Recientemente hemos tenido ejemplos con WhatsApp, Windows, procesadores Intel o incluso routers inalámbricos, y Bluetooth no es una excepción. Los expertos alarman de diferentes vulnerabilidades de las que los usuarios ni siquiera somos conscientes. Y sin embargo, ¿por qué lo seguimos usando?

Primero, porque en Bluetooth todas estas vulnerabilidades son muy poco frecuentes, más aún en el usuario común. Una empresa debe estar atenta a cualquier problema que pueda poner en peligro la integridad de la tecnología que usa, pero estas cuestiones raramente afectarán a los usuarios corrientes.

Segundo, porque la importancia de estos fallos de seguridad, salvo excepciones puntuales, no tienen mayor repercusión. ¿Qué ocurre si hackean mi cepillo de dientes? ¿Que tengo que volver a sincronizarlo?

Tercero, porque una tecnología tan asentada en el mercado como Bluetooth es raro que se deje de lado.
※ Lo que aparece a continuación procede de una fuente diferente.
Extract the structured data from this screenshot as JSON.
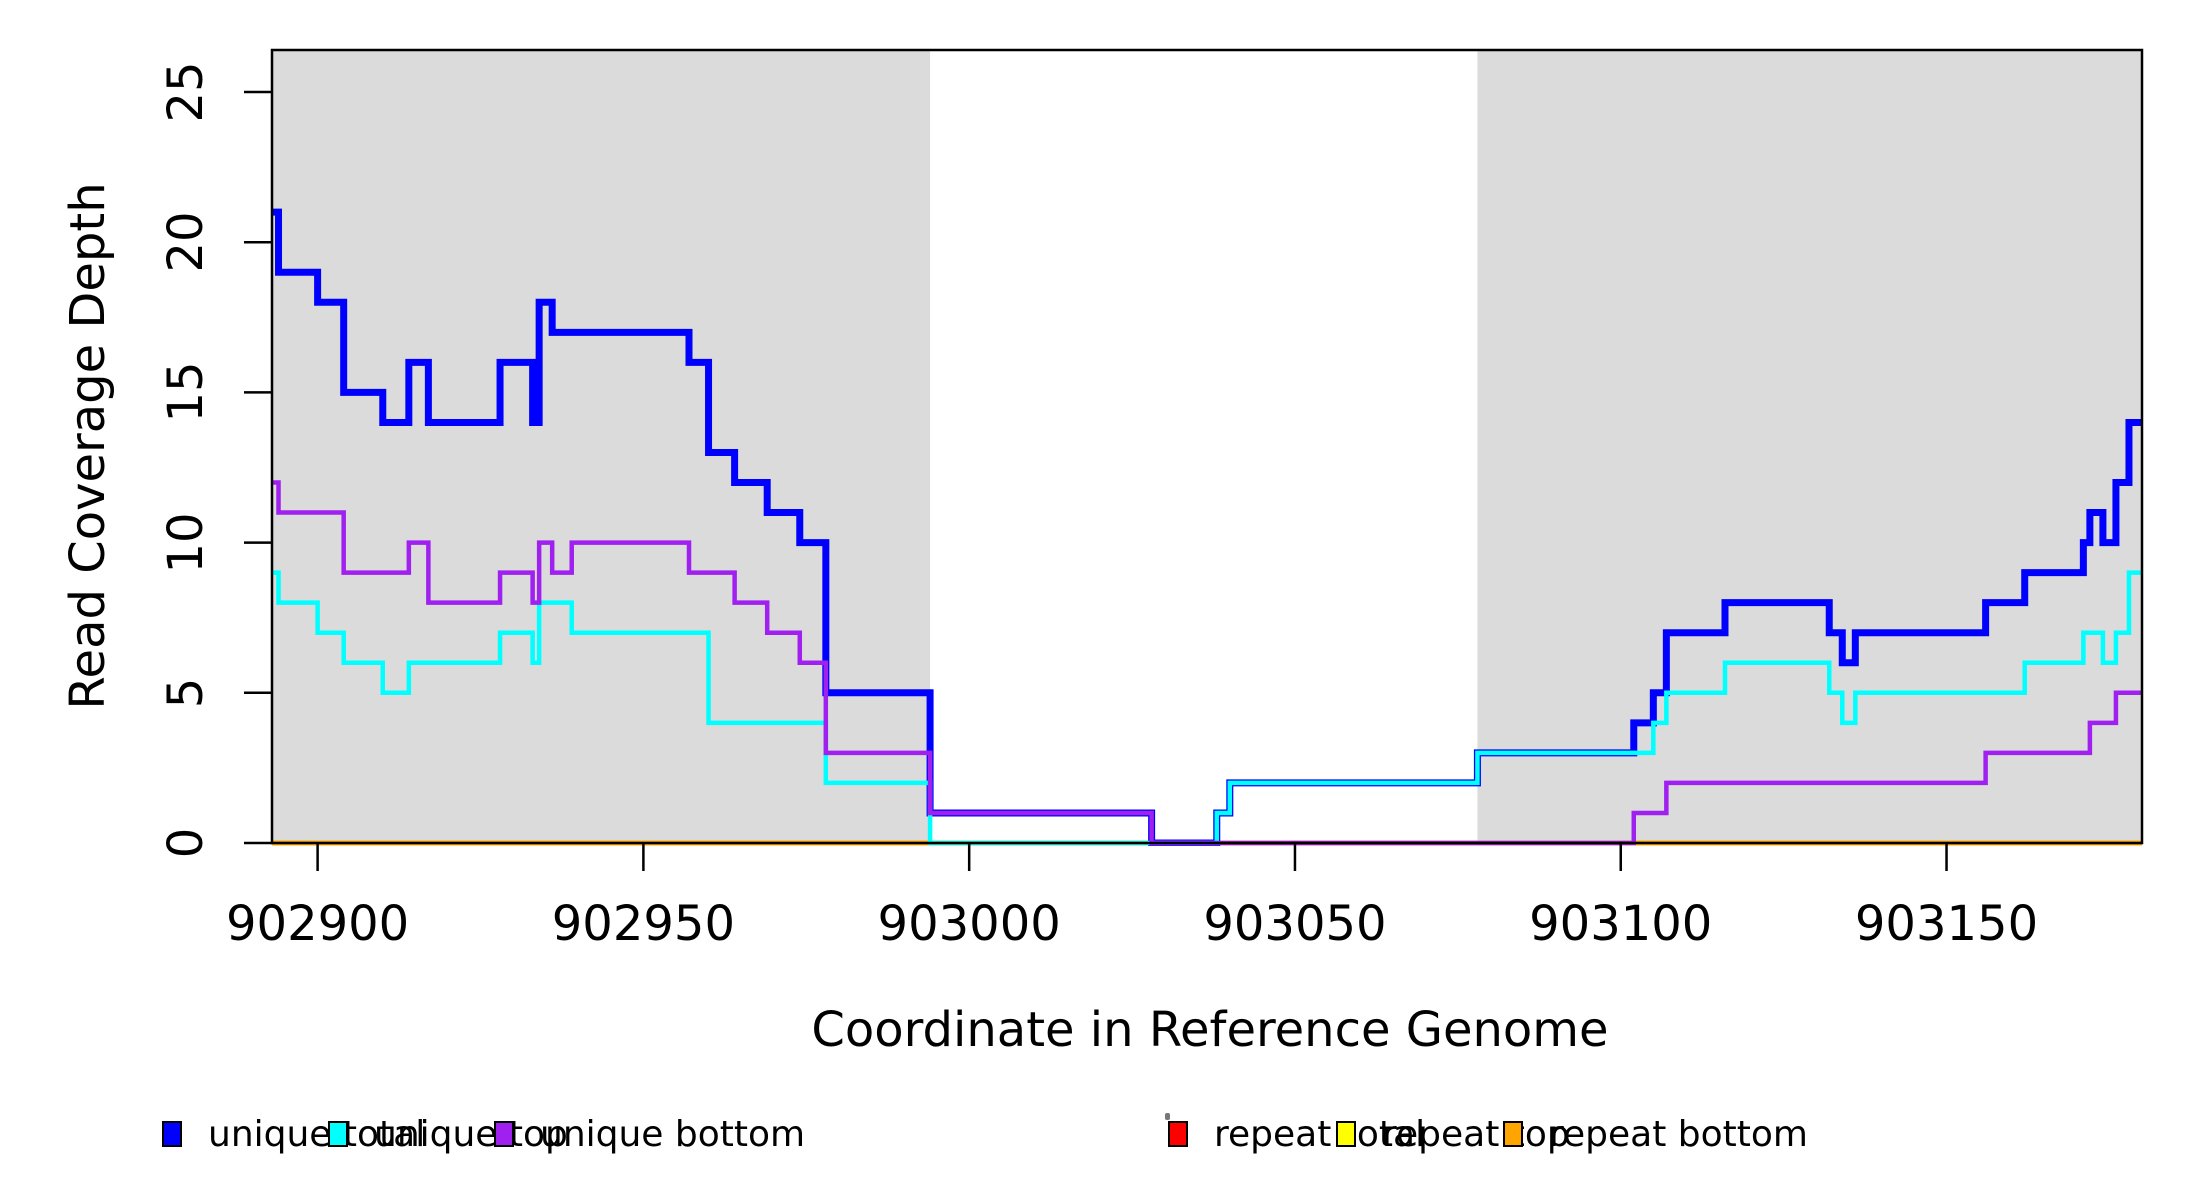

Nos hemos acostumbrado a ella, nos acompaña y nos seguirá acompañando en nuestra tecnología. Es más probable que desaparezca porque se invente una tecnología rival y más potente, que porque realmente sea peligroso usarla.

Y cuarto y último, porque a día de hoy no existen alternativas que sean tan eficaces y eficientes como es Bluetooth. Existen algunas opciones que están comenzando a emerger –sobre todo relativas al campo del IoT– pero que aún están a años luz de siquiera acercarse a lo que Bluetooth ofrece en términos de mercado y compatibilidad.

Aunque sea un estándar complejo que tenga fallas de seguridad, por ahora parece que seguiremos utilizando Bluetooth durante muchos años más.